Within the space of a single generation Ireland has gone from a nation of independent homeowners, to renters and hangers-on living in the childhood bedroom of their parent’s abode. A confluence of factors brought us here, from the global economic downturn and nefarious banking practises, to lack of new properties and soaring prices in the rental and housing markets. For the millennials and baby-boomers that have found themselves elbowed off Ireland’s property ladder, it is of cold comfort to know that their shared ill fate is not through a fault of their own. Itching to vacate the family home, their dreams of freedom either had to be postponed, or the more favoured option, realised beyond Irish shores. Those that stayed behind were forced to stay with their parents or fork over half their salary on rent, a hefty price tag for the taste of independence.

Irish parents have graciously played a huge (and often overlooked) role shouldering the burden of the government’s ineptitude to curb errant landlords or increase the housing supply. As shown by the rise in homelessness those who have a place to stay are still the lucky ones, but living with your parents in your early to mid twenties is far from an ideal situation. To begin with there’s the unnatural pairing of a couple in their fifties co-habiting with housemates half their age. Familial ties aside, the lifestyle choices and unsociable hours of a person straight out of college is going to rub any parent the wrong way. Manoeuvring these obstacles demands compromise on both sides, but this compromise implies sacrifices that neither party should be forced to make. As you enter into the full bloom of adulthood it becomes increasingly important to have a physical space of your own; a space to organise as you please, for inviting lovers and friends, a space for experimenting, being completely yourself, and stepping out of your parents’ shadow.

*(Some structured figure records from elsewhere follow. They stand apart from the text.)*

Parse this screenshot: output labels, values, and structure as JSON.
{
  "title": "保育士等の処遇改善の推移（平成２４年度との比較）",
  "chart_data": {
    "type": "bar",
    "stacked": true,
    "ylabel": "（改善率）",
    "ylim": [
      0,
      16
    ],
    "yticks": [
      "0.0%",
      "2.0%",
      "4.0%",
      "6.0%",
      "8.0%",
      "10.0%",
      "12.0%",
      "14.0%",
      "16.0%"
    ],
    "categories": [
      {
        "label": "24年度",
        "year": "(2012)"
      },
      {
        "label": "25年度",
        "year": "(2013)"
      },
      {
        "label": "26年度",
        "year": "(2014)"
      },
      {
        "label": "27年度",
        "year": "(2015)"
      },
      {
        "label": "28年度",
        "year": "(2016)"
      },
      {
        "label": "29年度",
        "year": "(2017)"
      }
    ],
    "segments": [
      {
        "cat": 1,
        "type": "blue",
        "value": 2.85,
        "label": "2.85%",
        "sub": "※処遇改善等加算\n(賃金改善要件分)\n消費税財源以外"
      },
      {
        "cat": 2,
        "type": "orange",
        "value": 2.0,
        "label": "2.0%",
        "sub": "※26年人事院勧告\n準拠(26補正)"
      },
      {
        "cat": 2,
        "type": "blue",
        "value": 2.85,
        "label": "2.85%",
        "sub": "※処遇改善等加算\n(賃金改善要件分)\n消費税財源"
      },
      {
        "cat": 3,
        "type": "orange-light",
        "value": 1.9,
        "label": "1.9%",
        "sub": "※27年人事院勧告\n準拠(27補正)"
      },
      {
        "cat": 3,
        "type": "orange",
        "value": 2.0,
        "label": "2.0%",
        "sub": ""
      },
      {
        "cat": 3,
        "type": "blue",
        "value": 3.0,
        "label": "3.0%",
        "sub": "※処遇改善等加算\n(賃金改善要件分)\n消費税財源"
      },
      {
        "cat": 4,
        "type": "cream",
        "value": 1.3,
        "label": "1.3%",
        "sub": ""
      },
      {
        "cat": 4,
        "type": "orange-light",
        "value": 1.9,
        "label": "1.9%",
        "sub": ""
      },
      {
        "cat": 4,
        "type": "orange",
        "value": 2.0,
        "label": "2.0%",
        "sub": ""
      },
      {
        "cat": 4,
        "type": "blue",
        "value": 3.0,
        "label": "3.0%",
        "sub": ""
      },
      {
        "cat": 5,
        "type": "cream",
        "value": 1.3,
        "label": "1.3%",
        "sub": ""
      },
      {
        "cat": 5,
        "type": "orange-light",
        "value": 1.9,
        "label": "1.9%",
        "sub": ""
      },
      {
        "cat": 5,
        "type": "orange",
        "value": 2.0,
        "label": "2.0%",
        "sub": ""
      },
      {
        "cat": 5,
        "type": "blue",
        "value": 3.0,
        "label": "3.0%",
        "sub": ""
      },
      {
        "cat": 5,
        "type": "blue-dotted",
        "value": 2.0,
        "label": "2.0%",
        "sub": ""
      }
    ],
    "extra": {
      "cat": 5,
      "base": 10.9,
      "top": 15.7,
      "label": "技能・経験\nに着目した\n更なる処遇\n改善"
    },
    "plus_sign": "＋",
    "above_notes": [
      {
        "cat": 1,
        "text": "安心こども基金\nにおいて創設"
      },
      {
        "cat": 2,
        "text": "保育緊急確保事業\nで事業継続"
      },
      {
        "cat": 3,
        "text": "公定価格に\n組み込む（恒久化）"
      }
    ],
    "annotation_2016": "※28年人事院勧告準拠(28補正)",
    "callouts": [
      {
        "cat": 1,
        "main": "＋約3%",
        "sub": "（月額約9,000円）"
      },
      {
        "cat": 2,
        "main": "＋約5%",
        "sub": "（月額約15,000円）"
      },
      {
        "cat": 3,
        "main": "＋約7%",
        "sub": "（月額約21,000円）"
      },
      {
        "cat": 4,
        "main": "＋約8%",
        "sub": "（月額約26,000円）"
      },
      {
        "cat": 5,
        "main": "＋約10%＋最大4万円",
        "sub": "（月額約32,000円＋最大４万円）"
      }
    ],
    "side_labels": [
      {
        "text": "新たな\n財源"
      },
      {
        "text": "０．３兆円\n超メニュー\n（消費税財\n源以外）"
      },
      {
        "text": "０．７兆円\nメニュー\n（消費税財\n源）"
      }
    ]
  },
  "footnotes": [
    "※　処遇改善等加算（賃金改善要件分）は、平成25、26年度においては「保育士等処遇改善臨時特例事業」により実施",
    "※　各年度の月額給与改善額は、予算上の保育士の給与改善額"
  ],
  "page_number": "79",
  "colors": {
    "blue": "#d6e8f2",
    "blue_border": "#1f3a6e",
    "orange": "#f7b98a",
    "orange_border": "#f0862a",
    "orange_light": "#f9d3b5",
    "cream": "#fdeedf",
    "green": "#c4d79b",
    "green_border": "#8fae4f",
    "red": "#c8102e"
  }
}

Child-parents relationships are perpetually reductive in the sense that we are always bound to our childhood and our role as children in the company of our parents. While they may shower us with endless love and hot meals, at some very basic level it is unhealthy to live with your parents past a certain age. Living under your parent’s roof means adhering to their rules (‘My roof, my rules’, is a refrain every child has had retorted to them at least once during a family argument), a completely fair expectation considering it is their home first and foremost. However these limitations inhibit us from forging our own path and closes us off from parts of ourselves. It is only when we leave the parental sphere that we gain the necessary space to stir up latent pools of our personality, revealing internal avenues unbeknownst even to ourselves.

While for some the noise made by millennials may seem like much ado about nothing, the dawning realisation that buying our own home or even renting an apartment would be immensely challenging registered itself as a deep loss for most of our generation. We watched with a mixture of bitterness and resentment as the carefree interlude of salaried jobs, minimum responsibilities and a home to call our own before the onslaught of mortgages and babies shrank into nothingness, meanwhile the return of our parents’ investments, the houses we occupied, multiplied in value under our very feet.

No one could have anticipated that the housing crisis would get as out of hand as it did, nor the pain it would inflict on our small island. Admittedly there is a distinctly bourgeois tone to this article considering the 9,968 people who are homeless, 3,811 of whom are children according to the latest figures by Focus Ireland. Still there is a growing discontentment amongst the Irish youths, who are voting with their feet and streaming out of the country in their hoards. Making Ireland feel like home is harder than ever.